You have to stay in shape. My mother started walking five miles a day when she was 60. She’s 97 now and we have no idea where she is.

I’m desperately trying to figure out why Kamikaze pilots wore helmets.

If the “black box” flight recorder is never damaged during a plane crash, why isn’t the whole damn airplane made out of that shit?

I’m not into working out. My philosophy is no pain, no pain.

I’m in shape. Round is a shape.

If one synchronized swimmer drowns, do the rest drown too?

One nice thing about egotists: they don’t talk about other people.

Why do they put Braille on the drive-through bank machines?

The status quo sucks.

It’s never just a game when you’re winning.
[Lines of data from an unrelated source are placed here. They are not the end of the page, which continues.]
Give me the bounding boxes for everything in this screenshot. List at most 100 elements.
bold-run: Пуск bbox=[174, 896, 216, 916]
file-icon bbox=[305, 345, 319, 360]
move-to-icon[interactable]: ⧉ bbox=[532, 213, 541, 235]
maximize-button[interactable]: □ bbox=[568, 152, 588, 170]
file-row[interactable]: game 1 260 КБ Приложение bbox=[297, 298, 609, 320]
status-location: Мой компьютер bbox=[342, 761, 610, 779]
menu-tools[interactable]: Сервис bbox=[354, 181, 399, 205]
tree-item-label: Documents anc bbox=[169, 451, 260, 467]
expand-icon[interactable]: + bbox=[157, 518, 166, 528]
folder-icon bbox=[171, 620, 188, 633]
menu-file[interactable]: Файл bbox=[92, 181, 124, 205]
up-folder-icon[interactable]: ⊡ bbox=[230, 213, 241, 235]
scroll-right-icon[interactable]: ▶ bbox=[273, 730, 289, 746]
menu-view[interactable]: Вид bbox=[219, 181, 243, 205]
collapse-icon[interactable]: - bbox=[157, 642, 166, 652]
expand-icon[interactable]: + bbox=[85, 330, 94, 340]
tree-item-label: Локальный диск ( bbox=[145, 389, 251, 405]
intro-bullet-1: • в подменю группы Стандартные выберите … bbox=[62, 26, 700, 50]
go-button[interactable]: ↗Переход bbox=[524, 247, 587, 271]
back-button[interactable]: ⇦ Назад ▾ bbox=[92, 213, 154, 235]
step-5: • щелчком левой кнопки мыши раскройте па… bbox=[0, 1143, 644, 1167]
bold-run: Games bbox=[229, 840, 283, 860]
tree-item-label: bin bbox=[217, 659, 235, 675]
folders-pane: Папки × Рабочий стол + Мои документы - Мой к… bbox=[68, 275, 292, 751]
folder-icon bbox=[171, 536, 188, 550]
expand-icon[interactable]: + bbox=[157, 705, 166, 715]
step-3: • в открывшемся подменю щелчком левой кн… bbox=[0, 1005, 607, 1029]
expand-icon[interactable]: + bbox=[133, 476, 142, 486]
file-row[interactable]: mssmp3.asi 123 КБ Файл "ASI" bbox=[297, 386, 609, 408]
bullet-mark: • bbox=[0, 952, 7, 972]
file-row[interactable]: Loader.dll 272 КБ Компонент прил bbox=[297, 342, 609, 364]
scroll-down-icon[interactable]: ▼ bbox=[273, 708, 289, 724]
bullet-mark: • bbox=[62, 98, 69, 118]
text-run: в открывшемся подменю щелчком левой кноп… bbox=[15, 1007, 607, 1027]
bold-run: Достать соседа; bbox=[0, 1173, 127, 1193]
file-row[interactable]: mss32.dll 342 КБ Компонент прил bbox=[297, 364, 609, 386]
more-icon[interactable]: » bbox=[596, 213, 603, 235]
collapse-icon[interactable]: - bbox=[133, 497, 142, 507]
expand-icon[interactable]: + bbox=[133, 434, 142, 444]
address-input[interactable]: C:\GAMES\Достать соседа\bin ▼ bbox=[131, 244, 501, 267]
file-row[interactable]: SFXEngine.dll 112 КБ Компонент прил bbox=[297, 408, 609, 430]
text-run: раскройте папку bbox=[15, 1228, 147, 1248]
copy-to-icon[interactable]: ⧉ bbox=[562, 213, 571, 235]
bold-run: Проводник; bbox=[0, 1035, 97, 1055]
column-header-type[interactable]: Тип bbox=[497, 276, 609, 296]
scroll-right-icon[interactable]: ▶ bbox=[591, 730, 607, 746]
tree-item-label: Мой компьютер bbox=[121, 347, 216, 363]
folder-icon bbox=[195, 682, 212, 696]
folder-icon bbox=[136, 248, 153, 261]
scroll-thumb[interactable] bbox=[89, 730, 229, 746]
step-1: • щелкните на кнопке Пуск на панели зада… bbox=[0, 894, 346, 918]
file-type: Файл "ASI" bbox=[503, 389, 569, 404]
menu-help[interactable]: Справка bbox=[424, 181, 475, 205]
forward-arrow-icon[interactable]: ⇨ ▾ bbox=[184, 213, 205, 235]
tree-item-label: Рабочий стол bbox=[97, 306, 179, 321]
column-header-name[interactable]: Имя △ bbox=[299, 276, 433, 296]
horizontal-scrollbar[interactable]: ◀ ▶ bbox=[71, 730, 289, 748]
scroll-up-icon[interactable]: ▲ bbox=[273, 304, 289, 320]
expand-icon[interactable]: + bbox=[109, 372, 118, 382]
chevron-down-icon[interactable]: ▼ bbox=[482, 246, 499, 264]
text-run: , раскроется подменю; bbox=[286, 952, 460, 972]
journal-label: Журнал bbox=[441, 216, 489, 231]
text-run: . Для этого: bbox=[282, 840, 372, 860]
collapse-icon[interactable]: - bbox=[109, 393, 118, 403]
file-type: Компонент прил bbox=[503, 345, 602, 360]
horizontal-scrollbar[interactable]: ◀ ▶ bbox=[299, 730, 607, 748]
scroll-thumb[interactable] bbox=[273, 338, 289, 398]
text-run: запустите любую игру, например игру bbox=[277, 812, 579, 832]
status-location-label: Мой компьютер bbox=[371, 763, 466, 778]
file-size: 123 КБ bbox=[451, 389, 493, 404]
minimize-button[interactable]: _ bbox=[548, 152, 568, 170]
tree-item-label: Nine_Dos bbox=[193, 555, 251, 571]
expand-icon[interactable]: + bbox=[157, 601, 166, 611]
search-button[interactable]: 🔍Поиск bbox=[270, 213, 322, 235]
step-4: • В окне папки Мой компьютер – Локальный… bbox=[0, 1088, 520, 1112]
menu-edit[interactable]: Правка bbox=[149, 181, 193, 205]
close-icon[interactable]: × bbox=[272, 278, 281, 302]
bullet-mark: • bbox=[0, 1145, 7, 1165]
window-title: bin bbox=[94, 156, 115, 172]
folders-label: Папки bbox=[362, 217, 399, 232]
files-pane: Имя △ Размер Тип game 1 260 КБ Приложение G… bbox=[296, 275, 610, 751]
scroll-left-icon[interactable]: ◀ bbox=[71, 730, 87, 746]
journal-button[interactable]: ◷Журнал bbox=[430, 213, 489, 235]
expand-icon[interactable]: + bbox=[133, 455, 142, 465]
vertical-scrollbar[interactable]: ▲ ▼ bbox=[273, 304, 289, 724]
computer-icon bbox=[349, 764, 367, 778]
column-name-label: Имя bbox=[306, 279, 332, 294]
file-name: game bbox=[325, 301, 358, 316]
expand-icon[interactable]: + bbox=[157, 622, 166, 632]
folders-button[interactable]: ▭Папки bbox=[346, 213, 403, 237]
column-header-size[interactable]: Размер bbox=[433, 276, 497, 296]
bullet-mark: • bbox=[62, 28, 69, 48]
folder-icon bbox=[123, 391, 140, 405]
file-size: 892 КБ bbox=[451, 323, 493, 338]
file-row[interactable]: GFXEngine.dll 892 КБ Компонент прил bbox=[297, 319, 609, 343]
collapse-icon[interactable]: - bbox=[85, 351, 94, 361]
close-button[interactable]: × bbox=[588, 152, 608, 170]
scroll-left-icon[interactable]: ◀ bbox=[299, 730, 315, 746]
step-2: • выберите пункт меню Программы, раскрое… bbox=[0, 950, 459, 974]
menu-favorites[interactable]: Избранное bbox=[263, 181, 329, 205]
I think it's the duty of the comedian to find out where the line is drawn and cross it deliberately.

As a matter of principle, I never attend the first annual anything.

At a formal dinner party, the person nearest death should always be seated closest to the bathroom.

If all the world is a stage, where is the audience sitting?

Procrastination is the art of keeping up with yesterday.

Give a man a fish and he will eat for a day. Teach him how to fish, and he will sit in a boat and drink beer all day.

Some national parks have long waiting lists for camping reservations. When you have to wait a year to sleep next to a tree, something is wrong.

Is a vegetarian permitted to eat animal crackers?

When someone asks you, A penny for your thoughts, and you put your two cents in, what happens to the other penny?

When cheese gets it's picture taken, what does it say?